Ticket brokering is a 'booming' business on the ´net

Statements from The Ski Bums www.skibumsguide.com

 
The Ski Bums sell and trade lift ticket vouchers and coupons on the net. The internet has taken "ticket brokering" from pro football tickets, to airline miles, and now ski lift ticket vouchers......

January 2 2004--Some people feel strongly that reselling tickets (or “scalping”) is a crime that should be punished. After all, many jurisdictions around the country have laws preventing people from reselling passes to popular sporting events, airline miles, and ski lift tickets.

We believe that the people who support these laws should take a good look at how ticket brokering (or trading) is being conducted on the Internet and elsewhere and the invaluable advertising and exposure that is generated for events, in this case the ski resorts themselves, the supposed “victims” of scalping.

Via the Internet, ticket reselling really is becoming a win-win situation for both skiers and resort management. After all, advertising brings skiers/boarders and those folks keep the resorts in business. We think that it the short run, this internet activity could hurt ski resorts' bottom line because it tends to push competition, and drive the price down. However, we also believe this activity is good because it creates exposure for the resorts, and this helps increase the numbers of people that get out on the slopes in a given year.

An auction site such as eBay often generates excitement when tickets are bid above face value. This is obvious when it comes to something like Super Bowl tickets which get bid up to ridiculously high amounts on auction sites, and then a slew of media coverage follows the prices on the sites and talks endlessly about how much they went for. But the same thing happens on a smaller scale with ski ticket vouchers. The price of a lift ticket on an auction site can be quite volatile because the season is short and it is dependent on weather. Bidding on auction sites adds excitement and advertising value for a ski resort just like it does for the Super Bowl. 

Collecting discounted ski ticket vouchers and reselling them, thereby promoting the best ski deals currently available around the country increases visibility. This naturally generates a tremendous amount of excitement and exposure for the resorts on the eve of the season and beyond.

Ticket brokering and trading is a real booming business on the Internet, especially through popular auction sites like eBay and Yahoo.
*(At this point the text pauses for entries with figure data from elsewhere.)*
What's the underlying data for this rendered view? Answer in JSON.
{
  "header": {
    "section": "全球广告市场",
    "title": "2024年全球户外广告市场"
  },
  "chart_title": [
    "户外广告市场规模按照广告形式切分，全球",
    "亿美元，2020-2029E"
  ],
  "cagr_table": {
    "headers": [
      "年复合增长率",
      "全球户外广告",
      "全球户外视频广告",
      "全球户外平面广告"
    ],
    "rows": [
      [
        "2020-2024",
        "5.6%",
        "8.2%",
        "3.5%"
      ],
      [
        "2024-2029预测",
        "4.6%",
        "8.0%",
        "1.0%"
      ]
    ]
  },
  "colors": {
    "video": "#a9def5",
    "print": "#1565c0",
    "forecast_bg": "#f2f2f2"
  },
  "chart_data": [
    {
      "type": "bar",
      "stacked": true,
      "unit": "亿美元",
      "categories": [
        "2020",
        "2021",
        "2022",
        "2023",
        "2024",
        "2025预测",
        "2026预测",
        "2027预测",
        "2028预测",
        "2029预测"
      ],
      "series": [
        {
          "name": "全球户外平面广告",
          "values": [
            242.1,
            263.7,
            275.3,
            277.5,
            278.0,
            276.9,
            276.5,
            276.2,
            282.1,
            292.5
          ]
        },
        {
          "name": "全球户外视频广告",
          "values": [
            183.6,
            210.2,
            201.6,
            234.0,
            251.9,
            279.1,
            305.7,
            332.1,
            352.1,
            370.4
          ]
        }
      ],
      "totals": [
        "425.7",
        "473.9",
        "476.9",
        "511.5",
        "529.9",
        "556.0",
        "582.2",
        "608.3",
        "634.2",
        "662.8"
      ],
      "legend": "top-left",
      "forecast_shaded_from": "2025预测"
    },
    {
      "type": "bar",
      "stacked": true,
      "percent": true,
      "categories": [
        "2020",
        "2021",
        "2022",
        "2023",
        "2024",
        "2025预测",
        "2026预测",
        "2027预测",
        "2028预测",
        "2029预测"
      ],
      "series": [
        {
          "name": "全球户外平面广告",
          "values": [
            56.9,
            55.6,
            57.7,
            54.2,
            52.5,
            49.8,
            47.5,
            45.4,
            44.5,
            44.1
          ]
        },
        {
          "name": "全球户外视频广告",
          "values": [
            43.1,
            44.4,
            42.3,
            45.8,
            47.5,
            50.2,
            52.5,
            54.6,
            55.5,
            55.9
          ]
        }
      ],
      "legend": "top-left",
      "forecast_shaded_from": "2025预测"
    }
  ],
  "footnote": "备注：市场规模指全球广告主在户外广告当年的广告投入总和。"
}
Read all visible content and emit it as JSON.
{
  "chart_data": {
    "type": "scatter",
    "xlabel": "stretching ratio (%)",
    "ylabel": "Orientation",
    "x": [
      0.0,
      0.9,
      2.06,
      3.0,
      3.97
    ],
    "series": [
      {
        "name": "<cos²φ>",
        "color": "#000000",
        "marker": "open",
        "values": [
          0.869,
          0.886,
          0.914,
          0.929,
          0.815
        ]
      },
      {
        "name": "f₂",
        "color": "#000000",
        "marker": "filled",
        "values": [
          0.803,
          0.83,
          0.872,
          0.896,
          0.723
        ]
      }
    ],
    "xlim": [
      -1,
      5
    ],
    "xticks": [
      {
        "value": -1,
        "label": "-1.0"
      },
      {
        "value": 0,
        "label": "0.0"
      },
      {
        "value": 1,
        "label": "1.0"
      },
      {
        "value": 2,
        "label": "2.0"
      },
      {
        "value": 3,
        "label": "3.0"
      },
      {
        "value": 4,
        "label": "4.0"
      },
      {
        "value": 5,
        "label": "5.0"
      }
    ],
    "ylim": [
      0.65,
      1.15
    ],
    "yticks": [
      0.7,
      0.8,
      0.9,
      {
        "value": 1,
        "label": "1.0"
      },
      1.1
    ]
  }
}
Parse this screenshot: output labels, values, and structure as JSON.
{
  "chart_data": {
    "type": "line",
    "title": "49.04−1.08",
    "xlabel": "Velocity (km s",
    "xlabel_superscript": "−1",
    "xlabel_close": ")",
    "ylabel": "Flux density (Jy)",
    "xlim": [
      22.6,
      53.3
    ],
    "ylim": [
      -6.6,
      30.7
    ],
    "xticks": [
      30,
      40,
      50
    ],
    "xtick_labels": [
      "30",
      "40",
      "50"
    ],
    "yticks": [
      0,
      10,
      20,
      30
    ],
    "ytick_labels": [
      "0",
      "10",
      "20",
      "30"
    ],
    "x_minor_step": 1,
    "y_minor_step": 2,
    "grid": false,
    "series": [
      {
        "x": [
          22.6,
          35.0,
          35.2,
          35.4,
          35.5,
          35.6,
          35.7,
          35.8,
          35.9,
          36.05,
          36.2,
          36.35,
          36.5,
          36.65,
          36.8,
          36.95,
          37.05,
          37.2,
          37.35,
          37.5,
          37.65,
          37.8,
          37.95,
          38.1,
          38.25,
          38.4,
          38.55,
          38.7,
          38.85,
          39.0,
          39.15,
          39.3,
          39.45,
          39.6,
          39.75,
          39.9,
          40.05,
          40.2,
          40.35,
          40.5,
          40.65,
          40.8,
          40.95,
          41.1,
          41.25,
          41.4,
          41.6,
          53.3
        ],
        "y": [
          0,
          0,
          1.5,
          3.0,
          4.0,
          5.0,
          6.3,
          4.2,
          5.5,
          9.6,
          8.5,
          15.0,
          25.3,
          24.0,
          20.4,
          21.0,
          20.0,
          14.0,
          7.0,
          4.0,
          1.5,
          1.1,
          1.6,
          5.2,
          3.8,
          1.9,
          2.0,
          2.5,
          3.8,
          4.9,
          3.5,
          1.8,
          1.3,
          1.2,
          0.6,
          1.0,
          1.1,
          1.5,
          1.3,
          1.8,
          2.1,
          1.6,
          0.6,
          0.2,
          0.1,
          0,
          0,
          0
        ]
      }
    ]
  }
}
Sporting events tickets are traded and scalped on a slew of sites in huge quantities.

Reselling any tickets at venue sites is usually against local ordinances, so localities can and do enforce ticket scalping laws at the venues themselves. In other words, you will often be arrested if you sell your tickets in front of the event ticket window (or anywhere in the area). However, time and again it has been shown that reselling tickets and vouchers is not illegal in many jurisdictions, and through many venues. You can resell your pro football tickets online, and you can sell your lift ticket vouchers online. You paid for both. It's your property. You really can not be dictated to on how you dispose with the property that you have purchased (or that you were "given"). The basic argument saying that reselling and scalping tickets is illegal just isn't always true.

Scalping is technically selling a ticket at higher than face value. In many local jurisdictions and venues it is legal to sell a ticket at face value, but it is not legal to sell it at greater than face value. Of course, when football, basketball, or baseball tickets (or ski ticket vouchers) are bid upon on eBay, they often go for over the face value, or over the amount that was originally paid for the ticket.

Reaction from skiers and snowboarders is clearly positive, but from the resort owners? Well, that is decidedly mixed. They don't really know what to think.

The Denver Post and Durango Herald of Colorado recently reported the angst that some resort managers feel over the selling and trading of lift tickets and vouchers on the Internet. The Durango Herald reported in a recent article (http://durangoherald.com/asp-bin/article_generation.asp?article_type=out&article_path=/outdoors/out031130_1.htm) that a bulk of the 17,000 free lift tickets handed out by Crested Butte at the first Denver Nuggets game in November are now selling for $45 each on eBay.

"Obviously that's not in the spirit of any of these promotions," said Crested Butte spokeswoman Gina Kroft as reported in the Herald. “Particularly galling for resort operators is watching vacationing skiers pay $40 for a lift ticket and a coupon for four more discounted lift tickets that would have cost far more at the ticket window,” the article continued.

“Oh, that just drives John nuts,” Kroft said of Crested Butte CEO John Norton. “But it's hard to avoid, especially when you distribute as many as we did.”
 

The article also noted that Durango Mountain Resort officials don't have many problems with passes being sold or traded on the Internet.

“It's inevitable that one or two would wind up there,” Matt Skinner, the resort´s communications director told the Durango Herald. “If it became more of a problem we would have to re-examine more of our promotions.”


Not all resorts are “hip” to what could really benefit them in the long run. But they will likely come around eventually. Who wouldn´t want free advertising, after all?